Louis XVI decided to give the Petit Trianon to Marie-Antoinette. He had a jeweller make a master key to the domain which was garnished with 531 diamonds.
Marie-Antoinette made it very much a private home. She dressed simply and enjoyed the freedom from the royal protocol.
She kept the furniture which had been left by Madame du Barry for 13 years. After three years she gilded the white woodwork on the bed. She also replaced the fabric but chose something very similar—white silk with multi coloured flowers (Mme du Barry had branches and Marie-Antoinette had birds).
Two years before the Revolution she ordered the new furniture for the bedroom which is now there.
Flowers had always been the decorative theme of the Petit Trianon. Painted ribbon tied bundles of wheat, with branches of ivy and jasmine and lily of the valley decorate the sculptured wood of the furniture.
The new fabric was specially ordered from Lyon and features cornflowers and roses.
Like all the furniture at Versailles it disappeared with the French Revolution. There is however a happy ending with Marie-Antoinette’s bedroom at the Petit Trianon.

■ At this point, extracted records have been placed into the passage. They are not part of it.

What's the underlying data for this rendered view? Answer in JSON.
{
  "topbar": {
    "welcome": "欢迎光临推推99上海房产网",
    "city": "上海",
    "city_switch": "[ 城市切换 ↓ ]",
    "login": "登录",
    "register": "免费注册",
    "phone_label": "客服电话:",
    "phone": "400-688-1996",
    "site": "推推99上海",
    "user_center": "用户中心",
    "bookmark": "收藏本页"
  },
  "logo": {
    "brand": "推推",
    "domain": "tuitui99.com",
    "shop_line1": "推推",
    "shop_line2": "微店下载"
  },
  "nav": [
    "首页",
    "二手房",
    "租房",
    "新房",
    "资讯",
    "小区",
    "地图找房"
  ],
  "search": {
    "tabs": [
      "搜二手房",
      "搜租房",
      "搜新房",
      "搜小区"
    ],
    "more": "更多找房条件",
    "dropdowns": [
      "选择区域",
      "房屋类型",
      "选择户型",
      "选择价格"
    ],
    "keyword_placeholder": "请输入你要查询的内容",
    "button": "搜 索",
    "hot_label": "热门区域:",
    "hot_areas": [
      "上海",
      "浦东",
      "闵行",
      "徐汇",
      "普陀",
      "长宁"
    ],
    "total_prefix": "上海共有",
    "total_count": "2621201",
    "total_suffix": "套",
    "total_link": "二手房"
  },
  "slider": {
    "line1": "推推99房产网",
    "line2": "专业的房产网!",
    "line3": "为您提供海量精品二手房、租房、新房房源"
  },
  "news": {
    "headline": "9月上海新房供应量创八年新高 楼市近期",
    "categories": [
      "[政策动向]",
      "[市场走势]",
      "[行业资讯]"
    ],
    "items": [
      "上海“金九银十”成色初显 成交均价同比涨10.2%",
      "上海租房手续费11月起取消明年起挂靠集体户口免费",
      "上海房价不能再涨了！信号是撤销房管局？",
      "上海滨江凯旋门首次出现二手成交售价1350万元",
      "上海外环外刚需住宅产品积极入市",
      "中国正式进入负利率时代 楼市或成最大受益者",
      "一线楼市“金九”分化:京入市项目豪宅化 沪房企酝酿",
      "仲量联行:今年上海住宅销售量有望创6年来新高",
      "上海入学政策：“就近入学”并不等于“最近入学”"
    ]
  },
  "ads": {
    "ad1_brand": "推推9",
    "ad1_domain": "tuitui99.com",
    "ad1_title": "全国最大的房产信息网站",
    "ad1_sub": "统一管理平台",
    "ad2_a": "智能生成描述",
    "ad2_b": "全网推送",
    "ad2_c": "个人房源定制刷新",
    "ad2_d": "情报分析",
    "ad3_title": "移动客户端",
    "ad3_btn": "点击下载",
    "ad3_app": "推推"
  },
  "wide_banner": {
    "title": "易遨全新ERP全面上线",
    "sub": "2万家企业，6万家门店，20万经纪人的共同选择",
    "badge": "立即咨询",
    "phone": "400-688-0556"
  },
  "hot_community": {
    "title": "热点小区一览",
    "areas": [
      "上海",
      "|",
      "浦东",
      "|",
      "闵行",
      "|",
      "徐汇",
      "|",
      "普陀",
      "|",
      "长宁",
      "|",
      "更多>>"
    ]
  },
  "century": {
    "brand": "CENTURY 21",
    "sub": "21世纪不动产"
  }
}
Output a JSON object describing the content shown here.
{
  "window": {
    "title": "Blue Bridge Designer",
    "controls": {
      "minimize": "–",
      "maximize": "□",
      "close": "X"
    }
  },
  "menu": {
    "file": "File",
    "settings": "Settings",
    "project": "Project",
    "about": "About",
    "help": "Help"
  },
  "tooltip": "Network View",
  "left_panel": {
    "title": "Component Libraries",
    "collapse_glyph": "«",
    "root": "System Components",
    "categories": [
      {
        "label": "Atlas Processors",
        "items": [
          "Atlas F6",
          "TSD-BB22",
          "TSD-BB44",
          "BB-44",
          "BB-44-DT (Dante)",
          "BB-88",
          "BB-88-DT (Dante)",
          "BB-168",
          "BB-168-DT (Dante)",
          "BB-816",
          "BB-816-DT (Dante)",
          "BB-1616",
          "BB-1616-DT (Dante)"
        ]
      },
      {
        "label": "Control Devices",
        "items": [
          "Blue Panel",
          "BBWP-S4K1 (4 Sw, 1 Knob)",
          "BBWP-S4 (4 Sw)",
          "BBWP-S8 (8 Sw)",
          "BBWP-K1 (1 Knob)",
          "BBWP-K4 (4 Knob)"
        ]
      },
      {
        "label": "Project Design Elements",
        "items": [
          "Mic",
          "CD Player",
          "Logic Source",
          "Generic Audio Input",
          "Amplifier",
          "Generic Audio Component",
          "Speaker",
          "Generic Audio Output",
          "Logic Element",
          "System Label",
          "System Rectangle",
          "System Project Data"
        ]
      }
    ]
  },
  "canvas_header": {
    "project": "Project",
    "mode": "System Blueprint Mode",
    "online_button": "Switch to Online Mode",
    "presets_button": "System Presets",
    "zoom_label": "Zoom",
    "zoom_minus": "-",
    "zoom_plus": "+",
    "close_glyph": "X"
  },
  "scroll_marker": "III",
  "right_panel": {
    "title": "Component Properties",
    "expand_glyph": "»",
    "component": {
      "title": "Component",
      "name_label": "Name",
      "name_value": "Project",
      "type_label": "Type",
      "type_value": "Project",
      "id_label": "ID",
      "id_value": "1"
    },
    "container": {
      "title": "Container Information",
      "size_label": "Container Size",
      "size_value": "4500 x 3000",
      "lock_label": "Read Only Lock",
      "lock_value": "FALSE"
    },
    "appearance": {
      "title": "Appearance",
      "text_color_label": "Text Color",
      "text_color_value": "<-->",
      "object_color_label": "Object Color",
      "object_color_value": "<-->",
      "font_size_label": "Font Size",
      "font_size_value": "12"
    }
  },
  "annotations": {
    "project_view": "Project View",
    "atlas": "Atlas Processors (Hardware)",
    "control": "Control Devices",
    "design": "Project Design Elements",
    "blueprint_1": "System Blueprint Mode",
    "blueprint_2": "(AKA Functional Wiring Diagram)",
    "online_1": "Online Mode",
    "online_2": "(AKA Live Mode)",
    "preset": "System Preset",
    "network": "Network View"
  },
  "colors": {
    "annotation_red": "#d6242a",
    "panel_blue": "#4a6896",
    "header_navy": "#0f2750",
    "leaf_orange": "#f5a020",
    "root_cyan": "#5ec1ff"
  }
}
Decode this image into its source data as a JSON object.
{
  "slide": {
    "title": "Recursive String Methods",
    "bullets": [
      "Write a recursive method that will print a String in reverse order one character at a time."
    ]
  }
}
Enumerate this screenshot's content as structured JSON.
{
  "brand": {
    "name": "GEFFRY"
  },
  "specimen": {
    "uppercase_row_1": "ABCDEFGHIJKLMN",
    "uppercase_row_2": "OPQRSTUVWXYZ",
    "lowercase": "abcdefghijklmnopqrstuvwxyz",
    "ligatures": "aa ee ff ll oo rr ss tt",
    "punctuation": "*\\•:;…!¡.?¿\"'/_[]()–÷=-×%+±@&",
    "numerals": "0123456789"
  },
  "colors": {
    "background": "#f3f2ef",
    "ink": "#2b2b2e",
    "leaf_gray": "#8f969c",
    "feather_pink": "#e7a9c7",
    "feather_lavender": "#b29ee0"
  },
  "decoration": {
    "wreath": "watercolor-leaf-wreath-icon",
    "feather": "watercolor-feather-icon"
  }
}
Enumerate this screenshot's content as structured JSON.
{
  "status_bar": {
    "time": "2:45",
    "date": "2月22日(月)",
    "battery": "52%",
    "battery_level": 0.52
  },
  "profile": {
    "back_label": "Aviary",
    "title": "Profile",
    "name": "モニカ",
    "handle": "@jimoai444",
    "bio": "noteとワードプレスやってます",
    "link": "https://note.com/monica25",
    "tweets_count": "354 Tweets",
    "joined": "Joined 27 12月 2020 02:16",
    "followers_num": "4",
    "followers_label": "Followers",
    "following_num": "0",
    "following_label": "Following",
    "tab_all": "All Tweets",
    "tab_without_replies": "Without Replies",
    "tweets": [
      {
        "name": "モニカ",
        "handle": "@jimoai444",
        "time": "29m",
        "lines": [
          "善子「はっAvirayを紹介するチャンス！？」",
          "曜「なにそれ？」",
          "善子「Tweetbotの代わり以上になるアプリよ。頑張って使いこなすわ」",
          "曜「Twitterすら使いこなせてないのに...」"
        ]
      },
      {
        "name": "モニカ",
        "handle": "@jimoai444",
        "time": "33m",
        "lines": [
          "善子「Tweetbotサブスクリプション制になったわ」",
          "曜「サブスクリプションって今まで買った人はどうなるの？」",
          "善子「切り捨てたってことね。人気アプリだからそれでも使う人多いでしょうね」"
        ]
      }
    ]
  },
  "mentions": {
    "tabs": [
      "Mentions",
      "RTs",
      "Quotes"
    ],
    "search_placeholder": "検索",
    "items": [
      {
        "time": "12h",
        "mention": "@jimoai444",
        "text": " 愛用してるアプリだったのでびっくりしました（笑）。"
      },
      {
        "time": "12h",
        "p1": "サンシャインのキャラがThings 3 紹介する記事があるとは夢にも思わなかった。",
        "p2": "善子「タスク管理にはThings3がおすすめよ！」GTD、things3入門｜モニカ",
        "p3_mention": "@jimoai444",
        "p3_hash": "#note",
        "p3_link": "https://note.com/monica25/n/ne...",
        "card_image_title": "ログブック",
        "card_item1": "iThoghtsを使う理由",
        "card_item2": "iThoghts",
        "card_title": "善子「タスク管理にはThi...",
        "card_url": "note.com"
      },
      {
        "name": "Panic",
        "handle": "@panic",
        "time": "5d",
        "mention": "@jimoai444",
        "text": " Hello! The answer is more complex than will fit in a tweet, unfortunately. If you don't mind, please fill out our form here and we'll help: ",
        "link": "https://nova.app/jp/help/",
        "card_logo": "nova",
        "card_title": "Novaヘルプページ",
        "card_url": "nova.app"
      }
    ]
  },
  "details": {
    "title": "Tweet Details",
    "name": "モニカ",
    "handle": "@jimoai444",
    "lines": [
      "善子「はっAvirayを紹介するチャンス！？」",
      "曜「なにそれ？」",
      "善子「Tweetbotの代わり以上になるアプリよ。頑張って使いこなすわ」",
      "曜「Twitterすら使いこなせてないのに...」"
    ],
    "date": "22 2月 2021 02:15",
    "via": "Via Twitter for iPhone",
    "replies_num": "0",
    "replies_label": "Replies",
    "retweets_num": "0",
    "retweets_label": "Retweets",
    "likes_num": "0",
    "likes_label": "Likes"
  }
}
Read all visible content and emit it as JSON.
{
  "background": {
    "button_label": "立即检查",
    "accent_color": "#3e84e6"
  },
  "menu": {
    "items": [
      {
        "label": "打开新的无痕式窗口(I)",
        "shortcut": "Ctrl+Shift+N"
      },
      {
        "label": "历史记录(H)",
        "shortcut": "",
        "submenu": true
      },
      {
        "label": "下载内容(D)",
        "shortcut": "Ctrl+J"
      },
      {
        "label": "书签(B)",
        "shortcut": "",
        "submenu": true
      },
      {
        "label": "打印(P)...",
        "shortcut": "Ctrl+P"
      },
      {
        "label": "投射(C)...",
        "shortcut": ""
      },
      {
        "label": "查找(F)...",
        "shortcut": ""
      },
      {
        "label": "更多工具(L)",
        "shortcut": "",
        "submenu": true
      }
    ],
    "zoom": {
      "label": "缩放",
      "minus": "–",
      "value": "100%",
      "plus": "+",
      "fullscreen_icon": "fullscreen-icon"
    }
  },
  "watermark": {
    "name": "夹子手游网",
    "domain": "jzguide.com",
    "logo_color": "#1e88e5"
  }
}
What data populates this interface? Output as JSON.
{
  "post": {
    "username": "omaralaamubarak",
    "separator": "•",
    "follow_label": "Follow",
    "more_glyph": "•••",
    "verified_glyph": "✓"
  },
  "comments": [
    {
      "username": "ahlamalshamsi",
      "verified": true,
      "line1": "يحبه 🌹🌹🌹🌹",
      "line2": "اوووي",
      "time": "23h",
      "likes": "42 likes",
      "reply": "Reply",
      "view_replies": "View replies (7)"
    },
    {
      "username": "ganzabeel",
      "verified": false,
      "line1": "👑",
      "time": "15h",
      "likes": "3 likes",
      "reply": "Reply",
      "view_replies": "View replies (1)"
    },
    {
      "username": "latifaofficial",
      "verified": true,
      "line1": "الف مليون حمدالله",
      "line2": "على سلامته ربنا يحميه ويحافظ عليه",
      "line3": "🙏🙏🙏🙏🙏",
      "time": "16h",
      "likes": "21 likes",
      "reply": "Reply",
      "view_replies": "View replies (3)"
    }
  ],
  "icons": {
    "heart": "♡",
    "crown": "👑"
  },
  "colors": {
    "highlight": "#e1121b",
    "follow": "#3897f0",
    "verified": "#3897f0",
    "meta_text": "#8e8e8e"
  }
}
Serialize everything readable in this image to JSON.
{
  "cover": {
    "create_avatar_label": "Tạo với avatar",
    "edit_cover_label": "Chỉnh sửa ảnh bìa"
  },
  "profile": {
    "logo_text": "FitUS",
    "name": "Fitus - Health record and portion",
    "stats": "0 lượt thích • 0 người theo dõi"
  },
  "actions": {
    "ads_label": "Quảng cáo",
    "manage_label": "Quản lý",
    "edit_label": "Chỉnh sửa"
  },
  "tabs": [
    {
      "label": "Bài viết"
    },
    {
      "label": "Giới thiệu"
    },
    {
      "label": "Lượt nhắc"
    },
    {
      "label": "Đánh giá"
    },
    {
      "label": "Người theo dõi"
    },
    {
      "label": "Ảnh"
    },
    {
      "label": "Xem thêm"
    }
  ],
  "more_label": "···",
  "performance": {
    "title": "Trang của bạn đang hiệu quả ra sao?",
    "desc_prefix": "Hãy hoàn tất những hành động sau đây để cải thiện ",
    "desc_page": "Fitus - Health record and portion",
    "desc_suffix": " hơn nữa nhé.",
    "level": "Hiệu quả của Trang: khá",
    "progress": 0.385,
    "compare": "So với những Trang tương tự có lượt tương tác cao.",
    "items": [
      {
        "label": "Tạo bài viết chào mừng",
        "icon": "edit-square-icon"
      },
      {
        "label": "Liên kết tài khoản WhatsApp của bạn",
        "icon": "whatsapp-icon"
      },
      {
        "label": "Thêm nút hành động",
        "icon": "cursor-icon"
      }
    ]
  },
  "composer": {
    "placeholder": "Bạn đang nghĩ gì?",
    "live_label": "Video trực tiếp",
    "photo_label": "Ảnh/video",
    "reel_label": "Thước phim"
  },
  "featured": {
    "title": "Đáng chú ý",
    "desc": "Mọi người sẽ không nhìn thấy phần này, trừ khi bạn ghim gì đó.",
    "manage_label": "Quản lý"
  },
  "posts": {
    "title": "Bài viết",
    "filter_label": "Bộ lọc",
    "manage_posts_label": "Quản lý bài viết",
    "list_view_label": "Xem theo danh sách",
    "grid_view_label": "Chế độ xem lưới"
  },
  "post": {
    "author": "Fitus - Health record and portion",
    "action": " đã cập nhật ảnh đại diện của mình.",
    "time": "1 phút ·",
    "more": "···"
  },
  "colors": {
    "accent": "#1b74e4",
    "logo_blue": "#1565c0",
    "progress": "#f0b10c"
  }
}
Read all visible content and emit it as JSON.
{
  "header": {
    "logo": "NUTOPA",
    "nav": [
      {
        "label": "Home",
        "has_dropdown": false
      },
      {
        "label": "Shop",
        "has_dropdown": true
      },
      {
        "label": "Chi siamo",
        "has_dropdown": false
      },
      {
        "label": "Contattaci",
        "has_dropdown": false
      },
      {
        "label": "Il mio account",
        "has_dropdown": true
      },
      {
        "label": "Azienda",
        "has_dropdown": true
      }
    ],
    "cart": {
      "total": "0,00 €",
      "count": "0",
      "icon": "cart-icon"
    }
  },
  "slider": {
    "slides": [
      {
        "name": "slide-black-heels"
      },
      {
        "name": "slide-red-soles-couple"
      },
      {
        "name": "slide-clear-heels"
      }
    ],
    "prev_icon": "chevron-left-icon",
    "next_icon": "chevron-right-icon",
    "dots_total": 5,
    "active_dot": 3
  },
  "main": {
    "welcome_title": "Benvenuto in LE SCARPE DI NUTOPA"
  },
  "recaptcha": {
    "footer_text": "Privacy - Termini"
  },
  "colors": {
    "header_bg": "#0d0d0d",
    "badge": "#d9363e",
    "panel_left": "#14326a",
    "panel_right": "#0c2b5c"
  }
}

Just as the original bed cover from the Queen’s state apartment in the chateau was returned, a substantial amount of the furniture from Marie-Antoinette’s bedroom at the Petit Trianon has returned to Versailles including the fire screen and four of the chairs.
The bed was recreated with the identical fabric.
Desfarges, the silk manufacturer from Lyon, delivered the fabric for both the Queen’s official bed chamber in the Chateau and this bedroom in the Petit Trianon two years before the French Revolution.
Marie-Antoinette replaced Louis XV’s staircase and coffee room next to the bedroom with a state of the art boudoir.